How to create a synthesized actor performance in post-production

More Disney Research magic
December 11, 2015

Given a pair of facial performances (horizontal and vertical faces, left), a new performance (film strip, right) can be blended (credit: Charles Malleson et al./Disney Research)

Disney Research has devised a way to blend an actor’s facial performances from a few or multiple takes to allow a director to get just the right emotion, instead of re-shooting the scene multiple times.

“It’s not unheard of for a director to re-shoot a crucial scene dozens of times, even 100 or more times, until satisfied,” said Markus Gross, vice president of research at Disney Research. “That not only takes a lot of time — it also can be quite expensive. Now our research team has shown that a director can exert control over an actor’s performance after the shoot with just a few takes, saving both time and money.”

And the work can be done in post-production, rather than on an expensive film set.

How FaceDirector works

Developed jointly with the University of Surrey, the system, called FaceDirector, works with normal 2D video input acquired by standard cameras, without the need for additional hardware or 3D face reconstruction.

“The central challenge for combining an actor’s performances from separate takes is video synchronization,” said Jean-Charles Bazin, associate research scientist at Disney Research. “But differences in head pose, emotion, expression intensity, as well as pitch accentuation and even the wording of the speech, are just a few of many difficulties in syncing video takes.”

The system analyzes both facial expressions and audio cues, then identifies frames that correspond between the takes, using a graph-based framework. Once this synchronization has occurred, the system enables a director to control the performance by choosing the desired facial expressions and timing from either video, which are then blended together using facial landmarks, optical flow, and compositing.


Disney Research | FaceDirector: Continuous Control of Facial Performance in Video

To test the system, actors performed several lines of dialog, repeating the performances to convey different emotions – happiness, sadness, excitement, fear, anger, etc. The line readings were captured in HD resolution using standard compact cameras. The researchers were able to synchronize the videos in real-time and automatically on a standard desktop computer. Users could generate novel versions of the performances by interactively blending the video takes.

Multiple uses

The researchers showed how it could be used for a variety of purposes, including generation of multiple performances from just a few video takes (for use elsewhere in the video), for script correction and editing, and switching between voices (for example to create an entertaining performance with a sad voice over a happy face).

Speculation: It might also be possible to use this to create a fake video in which a person’s different facial expressions are combined, along with audio clips, to make a person show apparently inappropriate emotions, for example.

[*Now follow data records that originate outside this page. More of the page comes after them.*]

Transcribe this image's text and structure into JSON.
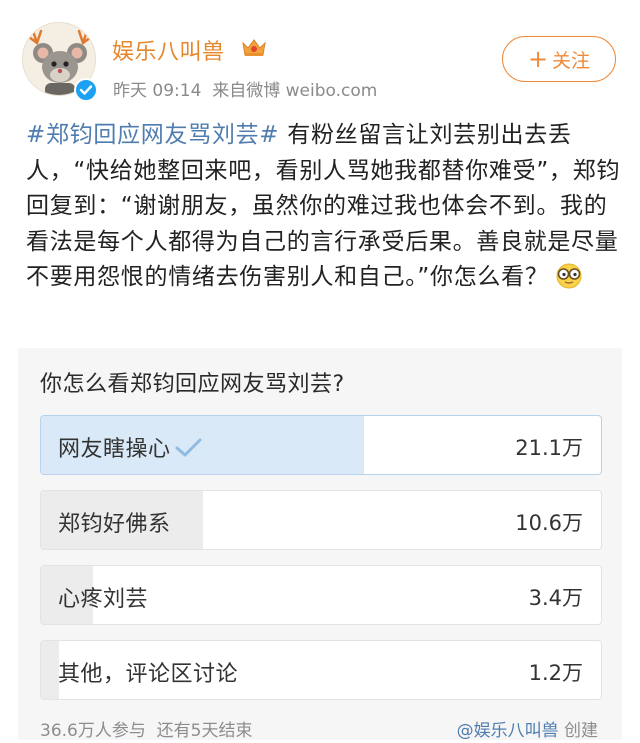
{
  "header": {
    "username": "娱乐八叫兽",
    "time": "昨天 09:14",
    "source": "来自微博 weibo.com",
    "follow_label": "关注"
  },
  "post": {
    "hashtag": "#郑钧回应网友骂刘芸#",
    "text": " 有粉丝留言让刘芸别出去丢人，“快给她整回来吧，看别人骂她我都替你难受”，郑钧回复到：“谢谢朋友，虽然你的难过我也体会不到。我的看法是每个人都得为自己的言行承受后果。善良就是尽量不要用怨恨的情绪去伤害别人和自己。”你怎么看？"
  },
  "poll": {
    "question": "你怎么看郑钧回应网友骂刘芸?",
    "options": [
      {
        "label": "网友瞎操心",
        "count": "21.1万",
        "share": 0.577,
        "selected": true
      },
      {
        "label": "郑钧好佛系",
        "count": "10.6万",
        "share": 0.29,
        "selected": false
      },
      {
        "label": "心疼刘芸",
        "count": "3.4万",
        "share": 0.093,
        "selected": false
      },
      {
        "label": "其他，评论区讨论",
        "count": "1.2万",
        "share": 0.033,
        "selected": false
      }
    ],
    "participants": "36.6万人参与",
    "remaining": "还有5天结束",
    "creator": "@娱乐八叫兽",
    "creator_suffix": "创建"
  },
  "colors": {
    "username": "#e8862a",
    "hashtag": "#507daf",
    "follow": "#ee8a3a",
    "selected_fill": "#d9e9f7"
  }
}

The researchers will present their findings at ICCV 2015, the International Conference on Computer Vision, Dec. 11–18, in Santiago, Chile.


Abstract of FaceDirector: Continuous Control of Facial Performance in Video

We present a method to continuously blend between multiple facial performances of an actor, which can contain different facial expressions or emotional states. As an example, given sad and angry video takes of a scene, our method empowers a movie director to specify arbitrary weighted combinations and smooth transitions between the two takes in post-production. Our contributions include (1) a robust nonlinear audio-visual synchronization technique that exploits complementary properties of audio and visual cues to automatically determine robust, dense spatio-temporal correspondences between takes, and (2) a seamless facial blending approach that provides the director full control to interpolate timing, facial expression, and local appearance, in order to generate novel performances after filming. In contrast to most previous works, our approach operates entirely in image space, avoiding the need of 3D facial reconstruction. We demonstrate that our method can synthesize visually believable performances with applications in emotion transition, performance correction, and timing control.